Après son retour en Norvège en 1888, les intérieurs d'églises et les rituels religieux deviennent des sujets importants pour Harriet Backer. Ils participent grandement à sa renommée dans son pays natal. Dans un contexte politique de revendication d’une identité norvégienne propre, sa préférence va aux édifices anciens, médiévaux, construits avant la colonisation danoise puis suédoise. Les églises qu'elle représente sont pour la plupart d'obédience luthérienne, alors majoritaire en Norvège. Elle les peint inlassablement en dépit des conditions matérielles parfois compliquées, dues à la vétusté ou au grand isolement des bâtiments, insistant sur les éléments architecturaux qui donnent à ces édifices une atmosphère toute singulière. Elle s'attache ainsi aux jeux de lumière et de couleurs sur les boiseries vernissées, sur la pierre ou sur les bancs patinés par le temps et décrit les cérémonies religieuses du quotidien, traduisant ainsi tout à la fois son altruisme pour ses contemporains et sa vision de la foi, humble, personnelle et centrée sur l'introspection.

 

Extérieur

Harriet Backer s’intéresse tardivement au paysage. Ses premiers essais connus datent de l’été 1884. Ils sont influencés par le naturalisme de Jules Bastien-Lepage dont elle a suivi l’enseignement à Paris et coïncident avec le goût pour la peinture de plein air très en vogue chez les artistes nordiques. Ses paysages associent un intense travail sur la couleur et une touche très libre rappelant l’impressionnisme. Backer réside de juin à octobre 1886 à la ferme de Fleskum, près d’Oslo, avec certains de ses amis très proches rencontrés à Munich. Cette colonie artistique improvisée initie un mouvement profond dans la peinture de toute l'Europe du Nord. Le travail conjoint de Kitty Kielland et Eilif Petersen aboutit en effet à l'éclosion d'un néoromantisme national qui exalte la puissance intrinsèque des paysages et des identités nordiques. Il accompagne l'intensification des revendications d’autonomie politique des pays scandinaves. Backer ne s'engage dans cette voie qu'à la décennie suivante, avec des paysages centrés sur des formes plus denses, aux teintes assombries et mystérieuses qui théâtralisent la nature norvégienne.

 

La vie silencieuse

En 1903, Harriet Backer s'installe dans un atelier situé Hansteens gate 2 à Kristiania (Oslo), où elle vit et travaille jusqu’à la fin de sa vie, à côté de ses amies peintres Kitty Kielland et Asta Nørregaard. Vers 1910, elle renoue avec les natures mortes pour la première fois depuis ses années munichoises.  Elle peint la vie secrète et silencieuse des choses, comme elle peignait les figures dans leurs intérieurs. Elle explore les rapports entre couleur et forme avec quelques objets et plantes qui reviennent d’un tableau à l’autre. Certaines de ses représentations de vases et de pommes rappellent les tableaux de Cézanne, dont elle fut qualifiée de « sœur » par son élève Henrik Sørensen. L’autre motif développé au début du XXe siècle est celui de la fenêtre. Elle en simplifie les détails et se concentre sur ce foyer de lumière, lieu de passage entre l’intérieur et l’extérieur, un motif récurrent dans son œuvre.
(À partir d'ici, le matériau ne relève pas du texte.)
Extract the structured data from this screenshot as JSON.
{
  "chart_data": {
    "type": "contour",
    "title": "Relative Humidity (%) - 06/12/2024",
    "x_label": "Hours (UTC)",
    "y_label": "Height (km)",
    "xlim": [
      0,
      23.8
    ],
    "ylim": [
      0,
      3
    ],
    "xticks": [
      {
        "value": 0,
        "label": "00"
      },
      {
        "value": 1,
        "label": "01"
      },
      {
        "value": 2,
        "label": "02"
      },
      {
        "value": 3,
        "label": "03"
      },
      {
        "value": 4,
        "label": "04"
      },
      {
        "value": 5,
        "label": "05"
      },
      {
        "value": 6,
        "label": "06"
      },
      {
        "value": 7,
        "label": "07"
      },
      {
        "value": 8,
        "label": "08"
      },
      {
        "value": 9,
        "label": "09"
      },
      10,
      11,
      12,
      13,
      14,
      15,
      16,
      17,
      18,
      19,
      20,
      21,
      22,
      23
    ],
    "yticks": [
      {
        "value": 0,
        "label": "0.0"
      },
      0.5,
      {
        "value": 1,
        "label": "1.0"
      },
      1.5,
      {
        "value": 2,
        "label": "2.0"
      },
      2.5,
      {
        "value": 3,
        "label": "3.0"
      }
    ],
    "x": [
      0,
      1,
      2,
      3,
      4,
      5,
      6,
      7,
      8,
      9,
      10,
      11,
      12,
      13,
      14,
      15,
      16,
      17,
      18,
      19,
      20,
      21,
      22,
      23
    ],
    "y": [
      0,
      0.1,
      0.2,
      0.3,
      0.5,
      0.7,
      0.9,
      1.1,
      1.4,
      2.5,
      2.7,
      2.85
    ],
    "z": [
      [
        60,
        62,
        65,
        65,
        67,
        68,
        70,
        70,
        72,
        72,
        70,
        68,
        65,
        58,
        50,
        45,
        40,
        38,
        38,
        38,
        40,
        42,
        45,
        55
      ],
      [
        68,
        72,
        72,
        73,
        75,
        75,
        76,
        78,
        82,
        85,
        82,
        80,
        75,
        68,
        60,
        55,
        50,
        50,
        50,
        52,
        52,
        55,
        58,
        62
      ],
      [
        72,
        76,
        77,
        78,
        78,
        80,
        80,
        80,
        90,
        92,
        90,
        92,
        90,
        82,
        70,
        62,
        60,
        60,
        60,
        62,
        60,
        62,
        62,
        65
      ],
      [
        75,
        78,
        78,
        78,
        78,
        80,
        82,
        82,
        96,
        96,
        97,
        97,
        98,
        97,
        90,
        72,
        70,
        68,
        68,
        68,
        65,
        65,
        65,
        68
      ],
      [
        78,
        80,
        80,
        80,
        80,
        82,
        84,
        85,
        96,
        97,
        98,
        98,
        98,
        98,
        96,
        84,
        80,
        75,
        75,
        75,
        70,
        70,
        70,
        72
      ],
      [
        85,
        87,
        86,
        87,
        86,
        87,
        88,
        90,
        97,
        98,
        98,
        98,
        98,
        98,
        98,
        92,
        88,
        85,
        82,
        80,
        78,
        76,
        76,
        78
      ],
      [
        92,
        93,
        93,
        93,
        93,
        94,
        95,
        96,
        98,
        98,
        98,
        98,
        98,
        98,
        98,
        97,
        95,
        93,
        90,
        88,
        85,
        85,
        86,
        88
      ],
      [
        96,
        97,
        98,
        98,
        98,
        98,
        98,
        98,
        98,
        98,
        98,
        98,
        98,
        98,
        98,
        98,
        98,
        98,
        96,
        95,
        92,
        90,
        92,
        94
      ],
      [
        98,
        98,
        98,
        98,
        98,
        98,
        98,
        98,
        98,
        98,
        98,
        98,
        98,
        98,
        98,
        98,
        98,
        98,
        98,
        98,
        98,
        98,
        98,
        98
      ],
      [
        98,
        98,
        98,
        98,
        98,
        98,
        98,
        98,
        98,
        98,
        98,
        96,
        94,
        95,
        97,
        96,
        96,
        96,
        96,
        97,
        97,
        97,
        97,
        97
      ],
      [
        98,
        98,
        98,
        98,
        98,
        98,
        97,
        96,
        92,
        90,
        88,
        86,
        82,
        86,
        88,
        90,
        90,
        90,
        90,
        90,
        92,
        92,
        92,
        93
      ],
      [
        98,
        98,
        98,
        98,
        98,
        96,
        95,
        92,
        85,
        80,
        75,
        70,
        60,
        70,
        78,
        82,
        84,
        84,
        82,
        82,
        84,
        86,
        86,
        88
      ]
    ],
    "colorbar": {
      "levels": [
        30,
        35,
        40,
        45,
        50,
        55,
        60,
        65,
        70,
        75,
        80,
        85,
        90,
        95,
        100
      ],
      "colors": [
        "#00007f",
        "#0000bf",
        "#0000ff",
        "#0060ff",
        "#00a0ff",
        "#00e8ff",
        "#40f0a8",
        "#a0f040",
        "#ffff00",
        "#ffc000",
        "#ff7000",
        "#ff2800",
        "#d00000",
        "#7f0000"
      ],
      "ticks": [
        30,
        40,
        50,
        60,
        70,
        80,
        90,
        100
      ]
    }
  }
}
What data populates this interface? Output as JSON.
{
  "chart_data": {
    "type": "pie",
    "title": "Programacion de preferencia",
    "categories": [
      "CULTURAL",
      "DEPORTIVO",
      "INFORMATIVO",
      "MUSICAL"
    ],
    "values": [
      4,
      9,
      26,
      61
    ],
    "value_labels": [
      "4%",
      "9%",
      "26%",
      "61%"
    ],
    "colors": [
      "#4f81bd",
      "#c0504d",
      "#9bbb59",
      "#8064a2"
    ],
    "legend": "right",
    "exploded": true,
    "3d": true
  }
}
Backer disposait d’un second atelier, près de son atelier personnel, où, fait exceptionnel pour l’époque, elle formait des élèves femmes et hommes. Cet enseignement complétait ses revenus car, elle peignait si lentement qu’elle ne pouvait vivre de la seule vente de ses tableaux. Comme professeur elle incitait chacun à développer son style propre. Backer eut une influence considérable sur toute une jeune génération d’artistes norvégiens.